A list of average GRE scores by intended graduate major. It’s interesting to note that philosophy graduate students tend to be strong across disciplines. Still, I would not read too much into this given the meager predictive value of GRE scores.
Jones et al. have a new paper out on the relationship between age and scientific genius. Spoilers: great scientific output peaks in middle age. The paper further finds that the average age of great scientific achievement has been increasing with time. This supports the hypothesis that scientific progress is becoming more difficult over time as the low-hanging fruit diminishes. For a hilarious essay on this phenomena in computer hardware architecture, check out “The Slow Winter.”
Scott has written a post on the creepiness of sleep disorders, which includes the story of a man who drove 10 miles and then murdered his mother-in-law while asleep. The two were on good terms.
Have you noticed how all the advertising for the winter olympics is weirdly mom-oriented?
Upvoting an individual post increases the final ratings of that post by 25% on average, says science. This has serious implications for sculpting online discussions, e.g. If I were running a political campaign, you can bet that I’d be paying someone to go around upvoting anything positive about my candidate. Other strategies include building voting rings with friends or creating a dummy account to upvote everything you write in order to increase your impact.
There is a nice paper here that argues that sex differences are often exaggerated in evolutionary psychology. It includes facts like: 2-4% of men regularly visit prostitutes and power increases infidelity among both men and women.

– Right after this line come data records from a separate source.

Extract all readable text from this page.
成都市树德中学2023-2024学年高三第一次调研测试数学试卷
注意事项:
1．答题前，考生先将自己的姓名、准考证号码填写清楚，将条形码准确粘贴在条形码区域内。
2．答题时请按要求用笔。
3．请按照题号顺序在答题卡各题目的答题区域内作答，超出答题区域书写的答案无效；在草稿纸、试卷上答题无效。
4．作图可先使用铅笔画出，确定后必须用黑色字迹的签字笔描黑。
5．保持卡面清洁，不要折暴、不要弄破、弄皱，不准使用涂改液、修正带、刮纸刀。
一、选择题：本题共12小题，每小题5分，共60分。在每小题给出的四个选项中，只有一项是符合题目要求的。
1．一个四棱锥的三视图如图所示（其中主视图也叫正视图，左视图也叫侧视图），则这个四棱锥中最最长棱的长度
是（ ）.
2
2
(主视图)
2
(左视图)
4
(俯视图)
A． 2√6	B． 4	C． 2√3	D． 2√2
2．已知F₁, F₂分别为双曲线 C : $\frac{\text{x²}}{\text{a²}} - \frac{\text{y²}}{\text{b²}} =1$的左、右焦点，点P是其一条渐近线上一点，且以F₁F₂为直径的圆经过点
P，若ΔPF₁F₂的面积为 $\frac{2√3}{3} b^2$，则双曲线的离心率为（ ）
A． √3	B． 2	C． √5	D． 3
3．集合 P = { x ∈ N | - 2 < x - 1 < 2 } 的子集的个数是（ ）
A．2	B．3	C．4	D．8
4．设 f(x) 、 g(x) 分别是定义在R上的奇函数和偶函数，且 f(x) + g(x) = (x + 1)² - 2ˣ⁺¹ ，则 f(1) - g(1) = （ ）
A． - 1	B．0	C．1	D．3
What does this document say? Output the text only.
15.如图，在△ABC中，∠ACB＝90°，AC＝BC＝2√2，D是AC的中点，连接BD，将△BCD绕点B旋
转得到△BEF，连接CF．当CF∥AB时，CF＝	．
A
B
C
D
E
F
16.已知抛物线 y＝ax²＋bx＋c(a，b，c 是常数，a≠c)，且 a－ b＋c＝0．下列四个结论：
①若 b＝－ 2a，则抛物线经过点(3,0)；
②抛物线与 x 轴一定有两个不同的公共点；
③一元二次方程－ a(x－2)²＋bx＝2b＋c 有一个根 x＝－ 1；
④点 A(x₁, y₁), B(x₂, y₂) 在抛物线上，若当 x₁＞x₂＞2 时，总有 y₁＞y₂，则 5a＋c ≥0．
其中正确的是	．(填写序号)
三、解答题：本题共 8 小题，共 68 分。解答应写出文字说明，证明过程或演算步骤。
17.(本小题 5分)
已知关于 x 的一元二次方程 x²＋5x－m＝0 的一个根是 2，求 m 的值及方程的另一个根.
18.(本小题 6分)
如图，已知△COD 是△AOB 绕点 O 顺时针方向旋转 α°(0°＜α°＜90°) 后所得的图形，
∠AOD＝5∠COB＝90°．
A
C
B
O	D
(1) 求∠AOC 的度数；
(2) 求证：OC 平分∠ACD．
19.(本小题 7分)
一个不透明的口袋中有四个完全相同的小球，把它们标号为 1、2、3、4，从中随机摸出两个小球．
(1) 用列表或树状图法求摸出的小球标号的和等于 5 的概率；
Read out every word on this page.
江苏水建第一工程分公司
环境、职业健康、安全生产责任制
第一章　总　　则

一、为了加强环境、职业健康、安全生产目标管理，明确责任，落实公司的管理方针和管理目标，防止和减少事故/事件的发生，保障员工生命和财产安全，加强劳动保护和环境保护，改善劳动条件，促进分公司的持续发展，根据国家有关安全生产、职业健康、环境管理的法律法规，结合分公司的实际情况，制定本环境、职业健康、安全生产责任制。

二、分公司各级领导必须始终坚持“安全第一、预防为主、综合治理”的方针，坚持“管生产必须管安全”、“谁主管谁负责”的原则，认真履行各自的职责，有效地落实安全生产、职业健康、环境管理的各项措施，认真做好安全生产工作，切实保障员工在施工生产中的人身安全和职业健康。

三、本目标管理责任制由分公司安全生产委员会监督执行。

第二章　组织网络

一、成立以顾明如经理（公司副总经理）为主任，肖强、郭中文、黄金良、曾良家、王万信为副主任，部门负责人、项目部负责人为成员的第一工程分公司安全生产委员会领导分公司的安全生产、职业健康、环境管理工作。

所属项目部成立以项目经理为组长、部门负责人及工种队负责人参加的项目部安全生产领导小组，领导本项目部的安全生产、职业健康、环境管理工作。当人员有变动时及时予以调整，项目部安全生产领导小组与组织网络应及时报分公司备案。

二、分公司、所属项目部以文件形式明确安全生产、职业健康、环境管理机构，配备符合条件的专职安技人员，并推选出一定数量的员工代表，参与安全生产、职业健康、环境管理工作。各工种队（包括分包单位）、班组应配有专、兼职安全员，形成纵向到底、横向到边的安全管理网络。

I have seen this cartoon drawing tutorial recommended by professional cartoonists more than once.
The Kola Superdeep Borehole was a project to dig as deep into the Earth’s crust as possible, just because. This is the perfect set-up for a horror novel. “In 1985, the Soviet Union began a project to dig deeper into the Earth’s crust than ever before. After 12 years and 7 miles, they unleashed something terrible…”
John Baez, as part of an interview with Luke Muelhauser and the Machine Intelligence Research Institute has written up his intellectual habits, which include learning as much as possible about everything, looking for gaps, compressing knowledge and climbing the ladder of abstraction, a list of questions for doing so, analogy charts, and keeping a list of open problems. It’s in the same class as works like Gian-Carlo Rota’s “Ten Lessons I wish had been Taught” and Richard Hamming’s “You and Your Research,” which are also good reads.
Harvard alum proposes ditching academic freedom in favor of what she calls “academic justice.” In plain English, “people should be able to say whatever they like, so long as me and the rest of my gang of thugs agree with it.” Observe the now fashionable rhetorical technique of those on the far-left to coat their ham-handed attempts at limiting free speech with a social-justicey, pseudo-moral veneer — “I want more women in my field and open borders not because women and immigrants overwhelmingly support my politics, but because I’m such a caring person.”